In school practice, the ARD/IEP team is the authority that determines whether the child meets state criteria for one or more of the specified disability categories that result in access to special education and related services (see the Texas State Commissioner's Rules Concerning Special Education). Our role as related services providers is to 1) assist the team with data-gathering so that they can make the determination(s), and/or 2) determine whether there is an educational need for our services in order for the student to benefit from his or her special education.


Must a referral for PT/OT in the school setting be signed by an MD or can it be signed by a Nurse Practitioner or Physician Assistant?

The answer to your question lies in the TBOTE Rules and the TBPTE Rules.

On the OT side, a Non-Medical Condition does not require a referral (see 372.1 (c)). A referral for a Medical Condition must be from a “licensed referral source” (see 372.1 (b)). The overwhelming majority of students OTs see in the schools fit the definition of Non-Medical Condition under TBOTE Rules.

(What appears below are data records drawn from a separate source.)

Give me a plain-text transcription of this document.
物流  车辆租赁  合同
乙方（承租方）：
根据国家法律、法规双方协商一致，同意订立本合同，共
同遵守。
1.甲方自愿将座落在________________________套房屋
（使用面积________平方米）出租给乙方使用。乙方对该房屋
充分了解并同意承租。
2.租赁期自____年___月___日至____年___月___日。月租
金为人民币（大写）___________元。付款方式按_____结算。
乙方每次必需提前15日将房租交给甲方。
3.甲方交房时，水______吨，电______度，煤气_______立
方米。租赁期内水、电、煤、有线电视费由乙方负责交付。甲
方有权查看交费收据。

    Texas Board of Occupational Therapy Examiners Rules June 2022

For PTs, the list of qualifying referral sources is identified in 322.1 (a) (1) of the TBPTE Rules, and includes the two types of credentialed professionals you refer to in your question.
One important note: It is typically the practice (although not necessarily policy or procedure) of those school districts that bill SHARS to seek physician referrals for OT and PT as that is required by CMS for Medicaid reimbursement through SHARS billing.


A question has come up in my district about when Occupational Therapy (OT) requires a medical referral for students receiving OT services in school.

Our policy manual states that we need physician’s orders on all OT students; but according to what I read on this website, OT needs physician’s orders only if the student has a medical condition and for SHARS. Can you clarify?

 It is true that the Texas Board of Occupational Therapy Examiners (TBOTE) Rules do not require a referral for occupational therapy services unless there is a medical condition as defined by the Rules. The majority of the children with disabilities we serve in school do not meet this definition and therefore do not require a referral in order for services to be delivered.

However, CMS (the Centers for Medicare and Medicaid) sets its own rules and specifically requires a referral in order for Medicaid claims to be reimbursed. The School Health and Related Services (SHARS) program is the name of the Medicaid program in Texas that allows public schools to access Medicaid reimbursement for eligible children with an IEP. According to SHARS, referrals for OT (and PT) do not have to be from a physician; SHARS determines others who are authorized to prescribe physical therapy and occupational therapy services for SHARS.